As I mentally prepare myself for the impending summer, travel ideas are being passed back and forth between friend and family member. Some places are new, some places are old favorites, and all of them are going to be amazing experiences. One difficult thing, though... finding things to do in places is tough business. If you're from somewhere, you know the neighborhoods, you know what's overrated, what's not. As a visitor, all you have to go by is the ghostly whisper of some traveler in a forum, or an outdated guide book.
I don't know about you, but I hate traveling somewhere and being... underwhelmed.
Photo via Beach Hunter (minus the letters)
Sometimes going somewhere unexpected, like taking that detour through the woodier part or eating in that small restaurant at the top of the hill can be some of the best experiences ever. I'm not talking about those mistakes. I'm talking about visiting somewhere during the worst weather of the season or taking a romantic vacation and arriving sleep deprived to your hotel above the city's most popular bar. Or perhaps going to a big city, visiting all the popular museums and gardens, and yet you still feel culturally unfulfilled. Of course you can make the best out of a bad situation, but these are things you may like to avoid.
You can't just travel to the popular parts of a city, because similar to real life, the popular things can be full of themselves, overrated, and have really dry hair. Not always, but a lot of the times. Think of how many up and coming museums have dedicated hours and hours of thought and time to an exhibition! There are other things out there seeing, things I want to see, that aren't in tour books. Not just museums but gardens, bed and breakfasts, cities, etc.
Key West isn't where I would normally choose in Florida (Orlando has all the theme parks, Miami has the beaches, Seaside is just... where people go), but my family accidentally traveled there last year during hurricane season. We weren't in an actual hurricane, but the front end of one. My little sister and I swam in the pool while it was raining so hard. Imagine opening your eyes under a pool of water, looking up, and seeing a thousand shifting drops of water, and hearing a muffled sound of forceful rain, but feeling yourself immersed in a warm pool of water. Unforgettable.
Finally walking into that castle and finding original paintings on the wall.
So, perhaps this post is suggesting, or at least begging an audience of, spontaneity on a trip. But if that makes you nervous, there are at least some other resources for you.

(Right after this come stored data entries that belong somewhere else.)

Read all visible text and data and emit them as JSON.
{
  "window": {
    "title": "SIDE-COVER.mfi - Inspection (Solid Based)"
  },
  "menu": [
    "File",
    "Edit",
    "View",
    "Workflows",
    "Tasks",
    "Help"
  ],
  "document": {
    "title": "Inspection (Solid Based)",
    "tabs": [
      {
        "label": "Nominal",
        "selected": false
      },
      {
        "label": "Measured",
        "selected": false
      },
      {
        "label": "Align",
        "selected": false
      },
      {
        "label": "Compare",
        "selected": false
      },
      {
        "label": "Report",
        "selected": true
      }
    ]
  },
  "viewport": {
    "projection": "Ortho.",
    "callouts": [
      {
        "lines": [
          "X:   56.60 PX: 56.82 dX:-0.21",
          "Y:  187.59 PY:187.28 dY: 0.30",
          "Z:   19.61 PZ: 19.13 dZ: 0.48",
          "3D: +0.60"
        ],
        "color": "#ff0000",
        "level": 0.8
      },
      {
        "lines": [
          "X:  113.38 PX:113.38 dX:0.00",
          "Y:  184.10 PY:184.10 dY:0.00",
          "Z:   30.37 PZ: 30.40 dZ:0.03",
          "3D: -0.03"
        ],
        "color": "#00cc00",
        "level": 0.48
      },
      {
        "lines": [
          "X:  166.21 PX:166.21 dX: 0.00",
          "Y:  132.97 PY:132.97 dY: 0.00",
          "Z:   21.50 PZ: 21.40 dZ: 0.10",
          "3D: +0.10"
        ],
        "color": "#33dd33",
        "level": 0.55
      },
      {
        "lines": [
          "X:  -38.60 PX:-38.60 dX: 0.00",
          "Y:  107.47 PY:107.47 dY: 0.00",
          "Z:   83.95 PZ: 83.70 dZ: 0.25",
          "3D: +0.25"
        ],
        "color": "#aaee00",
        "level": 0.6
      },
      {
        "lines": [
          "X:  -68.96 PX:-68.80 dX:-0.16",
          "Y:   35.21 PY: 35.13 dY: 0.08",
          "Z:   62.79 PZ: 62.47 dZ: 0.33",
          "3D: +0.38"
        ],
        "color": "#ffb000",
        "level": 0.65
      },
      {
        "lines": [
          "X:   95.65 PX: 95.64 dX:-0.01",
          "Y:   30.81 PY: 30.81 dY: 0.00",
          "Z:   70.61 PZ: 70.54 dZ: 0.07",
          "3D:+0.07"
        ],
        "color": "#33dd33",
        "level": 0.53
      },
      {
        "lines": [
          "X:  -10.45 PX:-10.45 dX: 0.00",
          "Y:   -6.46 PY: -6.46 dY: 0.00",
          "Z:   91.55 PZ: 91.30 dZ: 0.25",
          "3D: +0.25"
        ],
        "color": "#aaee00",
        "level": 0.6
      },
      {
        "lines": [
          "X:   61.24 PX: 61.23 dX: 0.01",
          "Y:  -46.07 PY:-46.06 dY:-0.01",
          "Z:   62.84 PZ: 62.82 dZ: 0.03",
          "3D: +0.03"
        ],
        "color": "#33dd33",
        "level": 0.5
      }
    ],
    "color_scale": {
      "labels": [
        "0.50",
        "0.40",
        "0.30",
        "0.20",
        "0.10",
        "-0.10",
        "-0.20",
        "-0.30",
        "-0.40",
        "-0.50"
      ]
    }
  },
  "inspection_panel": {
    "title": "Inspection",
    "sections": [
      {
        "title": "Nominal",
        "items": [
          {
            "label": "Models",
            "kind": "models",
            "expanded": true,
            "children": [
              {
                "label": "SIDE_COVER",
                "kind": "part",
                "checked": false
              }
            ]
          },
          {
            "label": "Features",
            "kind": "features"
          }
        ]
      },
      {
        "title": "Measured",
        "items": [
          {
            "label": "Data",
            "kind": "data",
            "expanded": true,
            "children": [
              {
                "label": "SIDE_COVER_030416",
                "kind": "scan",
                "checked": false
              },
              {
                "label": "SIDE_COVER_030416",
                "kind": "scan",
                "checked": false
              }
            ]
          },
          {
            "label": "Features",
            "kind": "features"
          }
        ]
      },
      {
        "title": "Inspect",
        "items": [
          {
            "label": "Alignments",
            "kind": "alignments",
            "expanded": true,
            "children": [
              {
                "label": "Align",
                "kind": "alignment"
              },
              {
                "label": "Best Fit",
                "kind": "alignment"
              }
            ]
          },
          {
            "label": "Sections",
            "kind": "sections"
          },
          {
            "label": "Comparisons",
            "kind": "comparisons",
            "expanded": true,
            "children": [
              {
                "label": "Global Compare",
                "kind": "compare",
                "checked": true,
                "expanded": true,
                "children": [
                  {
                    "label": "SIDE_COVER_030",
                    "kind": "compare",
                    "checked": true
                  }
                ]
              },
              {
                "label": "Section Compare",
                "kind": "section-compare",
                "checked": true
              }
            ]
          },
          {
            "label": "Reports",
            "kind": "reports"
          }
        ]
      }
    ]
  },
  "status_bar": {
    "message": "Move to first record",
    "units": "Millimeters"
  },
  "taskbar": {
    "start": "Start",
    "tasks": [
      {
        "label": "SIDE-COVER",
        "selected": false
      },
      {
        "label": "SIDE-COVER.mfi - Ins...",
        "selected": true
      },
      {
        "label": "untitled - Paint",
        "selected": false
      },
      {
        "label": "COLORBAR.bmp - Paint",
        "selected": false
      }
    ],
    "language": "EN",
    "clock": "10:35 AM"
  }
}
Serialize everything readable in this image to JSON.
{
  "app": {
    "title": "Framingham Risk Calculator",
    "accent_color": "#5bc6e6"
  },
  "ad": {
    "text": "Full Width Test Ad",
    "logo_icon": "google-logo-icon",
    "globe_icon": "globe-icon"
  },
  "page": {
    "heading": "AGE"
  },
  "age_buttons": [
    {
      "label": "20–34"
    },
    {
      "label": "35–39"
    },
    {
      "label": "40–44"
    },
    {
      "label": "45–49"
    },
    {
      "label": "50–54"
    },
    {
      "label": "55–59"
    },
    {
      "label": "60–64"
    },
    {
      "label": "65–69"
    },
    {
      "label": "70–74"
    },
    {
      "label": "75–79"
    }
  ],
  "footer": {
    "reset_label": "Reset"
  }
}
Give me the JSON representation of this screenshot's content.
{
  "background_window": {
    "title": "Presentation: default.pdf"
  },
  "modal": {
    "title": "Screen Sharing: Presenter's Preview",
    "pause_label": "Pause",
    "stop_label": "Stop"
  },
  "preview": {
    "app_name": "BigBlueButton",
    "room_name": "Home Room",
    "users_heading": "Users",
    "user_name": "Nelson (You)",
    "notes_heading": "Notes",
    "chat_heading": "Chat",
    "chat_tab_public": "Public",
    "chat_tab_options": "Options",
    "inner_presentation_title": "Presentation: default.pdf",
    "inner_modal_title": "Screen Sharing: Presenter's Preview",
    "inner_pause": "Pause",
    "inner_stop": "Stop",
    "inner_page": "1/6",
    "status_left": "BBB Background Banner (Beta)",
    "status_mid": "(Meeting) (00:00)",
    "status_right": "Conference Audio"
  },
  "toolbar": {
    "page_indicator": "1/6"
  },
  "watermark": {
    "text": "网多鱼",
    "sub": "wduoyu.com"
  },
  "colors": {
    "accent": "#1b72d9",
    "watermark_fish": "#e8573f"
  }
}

1. The Eat.Shop guides (Now called the HUNT guides) are full of indie things to do in different part of the world. Meaning: they find interesting, "off-the-beaten-path" restaurants, cafes, stores, that sell really cool, unique things! Awesome on the julia-meter. Their website is here (please add more European cities/ I'm here to do the dirty work if you need it!), while the old eat.shop guidebooks are still available on amazon here. They include Austin, Twin Cities, LA, Paris, London, etc.
2. Atlas Obscura is full of curious and unique things to do whilst traveling. All you have to do is type in the name of the city or area you'll be visiting and it pulls up unique places for you to visit! For example, near Dallas, TX it has a few things listed, such as
2/3 ain't bad. These are usually quirky, but sometimes they have natural wonders that you don't always hear about. Definitely worth checking out.
3. Traveling alone and scared? These girls over at the Solo Traveler Blog basically have everything covered, including Couch Surfing. They have advice on pub crawls, meeting new people, and more, so if fear is what's keeping you and your single self from traveling, look no further.
4. Browse your independent bookstore for options. No seriously, Barnes & Nobles (or any other major bookstore) is lacking in the good book section department. Or maybe the good book department, I haven't decided. Go local, if there are any left, and shop around. Visit a travel store and browse their book section. You should probably avoid Rick Steve's or any kind of generic book that's like, "tour Italy" unless you're a serious newbie. They tend to be full of repetitive fluff. No offense, Rick!
5. Amazon has a pretty good list of the absolute best travel books, though they are more overarching and not specific to a location. Still great though! What makes one good to me? Combining the history and culture of an area with the modern, mixing the tried and true good things with newer or underrepresented unique spots (i.e. cafe's, corner shops, etc.) If where you are going is less frequently traveled, stick to Trip Advisor forums for places to go, Urbanspoon for food, and maybe National Geographic for nature. Otherwise, just browse the internet a ton. Have fun, and good luck!